13. April 2012

Copy & Waste

Manchmal ist das Leben doch gerecht.
Ausgerechnet die Piraten, mit ihrem internet-affinen "neuen" Politikstil, mit ihrem groß herausgestellten Anspruch auf Transparenz und Ehrlichkeit - ausgerechnet diese Lieblinge der deutschen Medien werden bei massivem Wählerbetrug erwischt. Und noch krasser: Sie werden bei Plagiat ertappt, durch Verwendung eines Internet-Tools.

Wer hätte erwartet, daß ausgerechnet sie nach Guttenberg, Koch-Mehrin et al. die nächsten "Opfer" einer Plagiats-Recherche im Internet sein würden? Für politisch inkorrekte Zeitgenossen ein echter innerer Reichsparteitag.

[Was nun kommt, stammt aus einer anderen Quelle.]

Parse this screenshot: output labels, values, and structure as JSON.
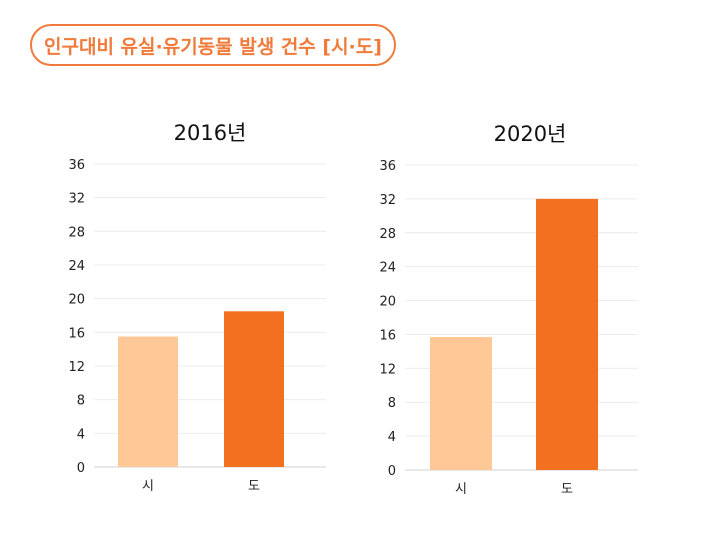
{
  "title": "인구대비 유실·유기동물 발생 건수 [시·도]",
  "colors": {
    "accent": "#f07a3a",
    "si": "#ffc896",
    "do": "#f37021"
  },
  "chart_data": [
    {
      "type": "bar",
      "title": "2016년",
      "categories": [
        "시",
        "도"
      ],
      "values": [
        15.5,
        18.5
      ],
      "yticks": [
        "0",
        "4",
        "8",
        "12",
        "16",
        "20",
        "24",
        "28",
        "32",
        "36"
      ],
      "ylim": [
        0,
        36
      ],
      "grid": true
    },
    {
      "type": "bar",
      "title": "2020년",
      "categories": [
        "시",
        "도"
      ],
      "values": [
        15.7,
        32.0
      ],
      "yticks": [
        "0",
        "4",
        "8",
        "12",
        "16",
        "20",
        "24",
        "28",
        "32",
        "36"
      ],
      "ylim": [
        0,
        36
      ],
      "grid": true
    }
  ]
}
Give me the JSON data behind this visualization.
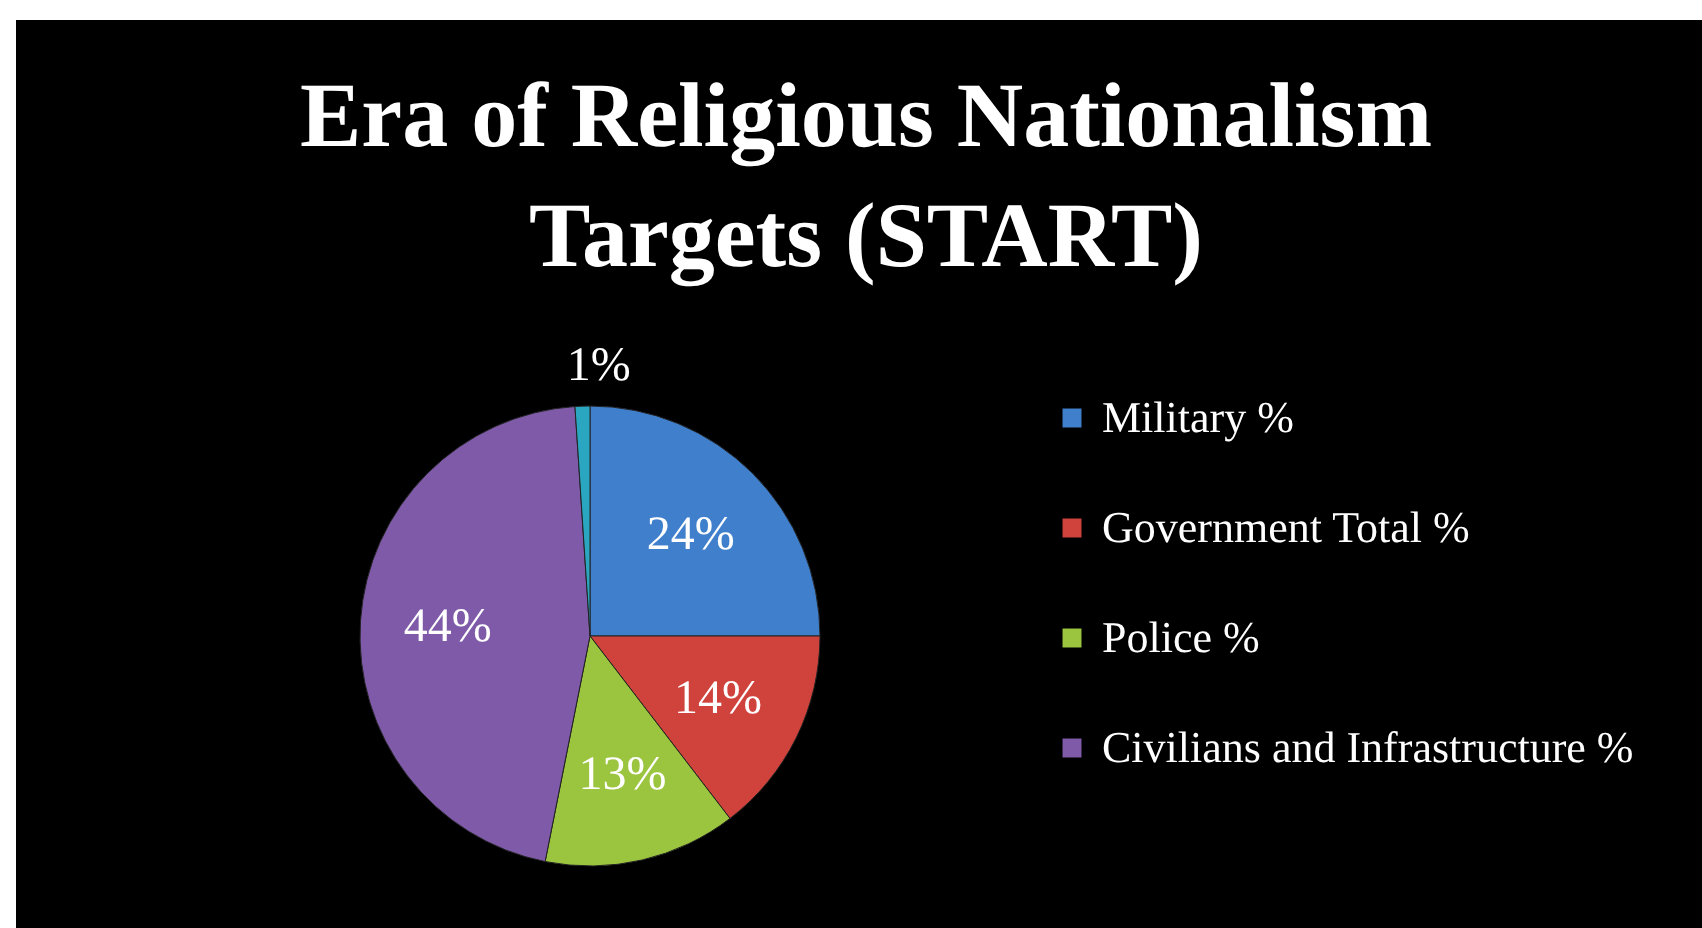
{
  "chart_data": {
    "type": "pie",
    "title": "Era of Religious Nationalism Targets (START)",
    "categories": [
      "Military %",
      "Government Total %",
      "Police %",
      "Civilians and Infrastructure %",
      null
    ],
    "values": [
      24,
      14,
      13,
      44,
      1
    ],
    "colors": [
      "#3f7fcc",
      "#d0433d",
      "#9bc43f",
      "#7e5aa8",
      "#2aa6c0"
    ],
    "value_labels": [
      "24%",
      "14%",
      "13%",
      "44%",
      "1%"
    ],
    "legend": "right"
  }
}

Und außerdem ein gutes Beispiel für wirklichen Qualitätsjournalismus. Da wurden die Programme aller Parteien sauber überprüft, fair bewertet, alle nötigen Informationen verständlich präsentiert und dann eine durch Belege gut abgesicherte Kommentierung gegeben.
Ja natürlich, das war kein Journalist der deutschen "Leitmedien", nicht von Spiegel oder Neuem Süddeutschland, auch nicht von den GEZ-Sendern. Sondern ein Blogger.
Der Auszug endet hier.